A similar thought must have passed through the minds of many New Yorkers in 2001. Clearly, people died at the World Trade Center simply because they were at the wrong place at the wrong time. Many victims worked there; if one's workplace is targeted, it's really more a matter of time than the luck of the draw for that person, even if that person doesn't know, but in a large facility like the WTC, there are always people on the premises who don't come there every day. They are just there conducting business of some kind. In the North Tower of the World Trade Center, some were eating what turned out to be their last meal in the Windows on the World restaurant at the top of the tower.

Perhaps those who are in the wrong place at the wrong time only plan to be there a few minutes or a few hours, but they get caught in the event.

I was near another ground zero in the 1990s. I was teaching journalism at the University of Oklahoma, which is located in Norman, about 25 miles from Oklahoma City, at the time of the bombing of the federal building there. I was about half an hour from the start of a class when that bomb went off that morning. Some people said they could hear the explosion from that far away. I couldn't. Maybe that was because I was indoors.

Anyway, on that occasion, I had that dodged–a–bullet kind of feeling. I had been to Oklahoma City many times. Frequently I went to do some research at the Oklahoma City library, which was just a few blocks from the federal building. I had walked past the federal building several times.

I thought of those occasions early on, when speculation centered on the possibility that a gas line had blown up or something like that, and I thought, that gas line could have blown up when I was walking past that building. Of course, we know now that it was a bomb — and that a young man named Timothy McVeigh was responsible.

That was the extent of my connection to the federal building.

Many of my students, though, came from Oklahoma City. It was much more personal for them than it was for me, whether they had been to the federal building or not. One of my students, who now works in the Dallas broadcasting media market, lost her father in the bombing.

Even so, I still had that ground zero feeling. There were many people in that building who lost limbs — or lives — simply because they were there, however briefly, for some reason that day.

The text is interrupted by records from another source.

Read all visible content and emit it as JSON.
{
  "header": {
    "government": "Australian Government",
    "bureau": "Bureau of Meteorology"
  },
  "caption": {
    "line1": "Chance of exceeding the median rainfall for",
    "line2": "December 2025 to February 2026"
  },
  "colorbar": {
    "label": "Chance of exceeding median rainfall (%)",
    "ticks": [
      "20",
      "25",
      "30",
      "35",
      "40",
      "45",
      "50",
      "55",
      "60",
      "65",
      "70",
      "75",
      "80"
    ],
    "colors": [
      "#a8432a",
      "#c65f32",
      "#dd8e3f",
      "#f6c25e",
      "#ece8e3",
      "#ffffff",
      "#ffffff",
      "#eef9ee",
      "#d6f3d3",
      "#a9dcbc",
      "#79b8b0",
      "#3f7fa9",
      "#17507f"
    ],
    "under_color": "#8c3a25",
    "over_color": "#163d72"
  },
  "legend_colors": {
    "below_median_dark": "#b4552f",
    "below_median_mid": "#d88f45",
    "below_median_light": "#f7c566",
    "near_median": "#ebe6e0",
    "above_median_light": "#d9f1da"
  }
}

And, as the unofficial adviser for the newspaper, I was proud of my students for putting their personal feelings aside and producing all their own coverage — their own articles, their own photos, their own graphics — in reporting on a once–in–a–lifetime news event. A journalist must find ways to remain detached from a story, no matter how difficult that may be.

And I know how difficult it was for my students. In addition to unofficially advising the newspaper staff, I was the unofficial counselor for many of them, too.

When you observe from afar, you have no idea how rough it gets, how raw emotions can become at ground zero. Perhaps that is why I hear so many speak so disparagingly of the fears of people here on the front lines — and I am angered and frustrated.

Those of us here at ground zero have never been through anything like this before. We've heard about Ebola, how so many people who get it die, and not long after the original patient died came word that two of the nurses who cared for him were infected. The news sent a wave of fear through this city; we turned to our "leaders" for reassurance, and we encountered what appeared to be an indifferent president — who appointed a political flunky with no medical background to be the Ebola czar — and an equally unconcerned director of the CDC, who could only keep repeating talking points like "we know how Ebola is spread" ad nauseam.

No one to whom I have spoken was the least bit reassured by any of that.

Well, now we're reaching the point where people who were isolated because they came in contact with the original patient have made it through the 21–day incubation period without showing any signs of infection and are free to resume their lives. I hope that continues and that no one else is diagnosed with this disease. Perhaps that will reassure people that it really is difficult to catch this disease, that perhaps we have contained it here.

Because the people who are supposed to reassure us at a time like this have let us down. Big time.